Эдик расслабленно развалился в кресле и ощущал себя тем, кем был на самом деле. Он хотел этого. Он хотел этого давно, а вчера вечером желание стало непреодолимым. Но — не получалось. Получилось сейчас — спасибо Грише. Хороший он человек. Ничего не понимает, решительно ничего. Но умеет…
12
Михаил Арсеньевич рисовал на бумаге чертиков, комкал листы и бросал в корзину. Чертики раз за разом получались все более злыми, а последний был, к тому же, похож на Антона Борисовича, непосредственного Мишиного начальника, на совещание не пришедшего и потому ответственного за всю эту скукотищу.

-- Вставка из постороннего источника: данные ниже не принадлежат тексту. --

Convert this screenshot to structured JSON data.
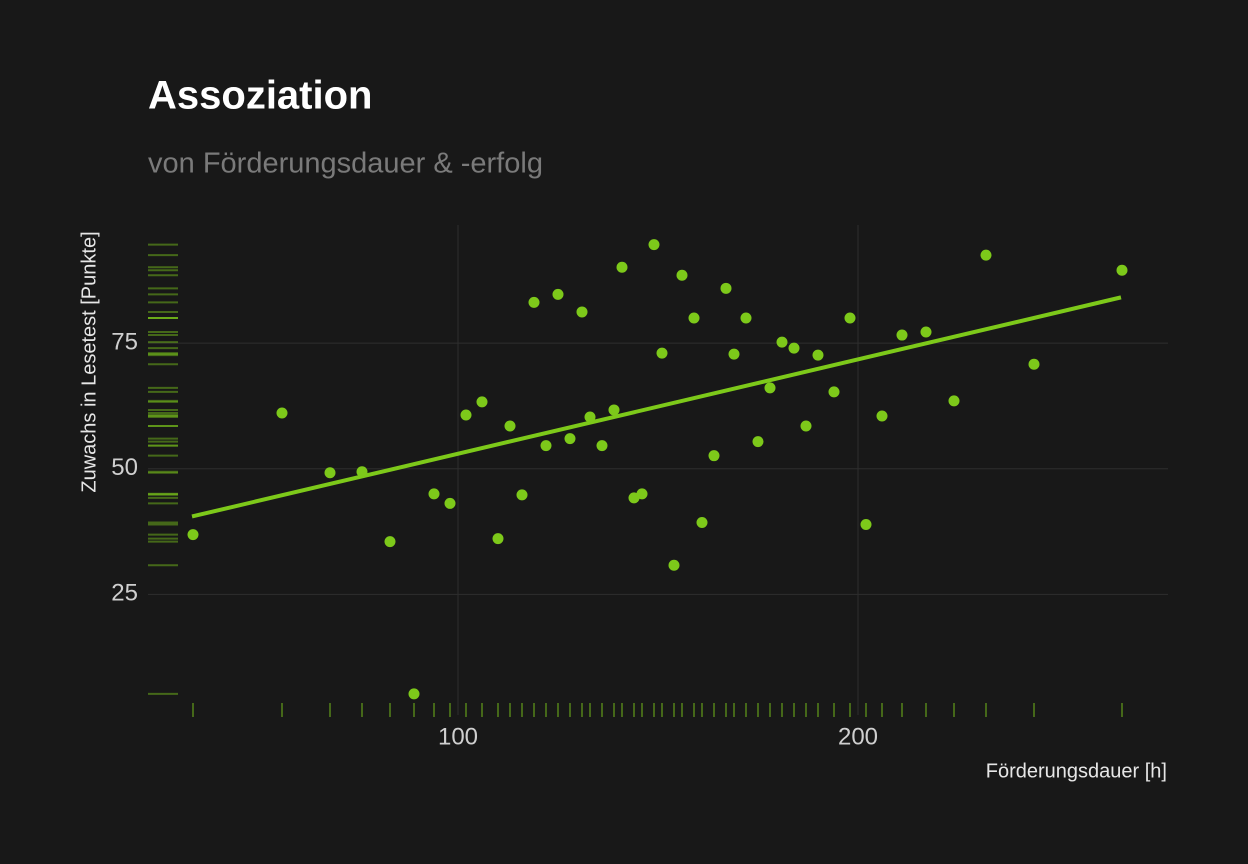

Надо бы, как он обычно делал, отгородиться от этого еженельного безобразия и размышлять о своем. Но сегодня не получалось. О своем — означало думать об ужасной смерти Лизы Мартыновой, Бессонов думал об этом которые сутки, у него уже не только мозги болели, но и то, что находилось за мозгами — душа или, скорее, иная нематериальная конструкция, если верны их последние измышления. Болело все, что имело к нему отношение в мире, и Михаил Арсеньевич хотел хотя бы на этом глупом совещании отвлечься — слушать докладчика, а не голос собственной совести.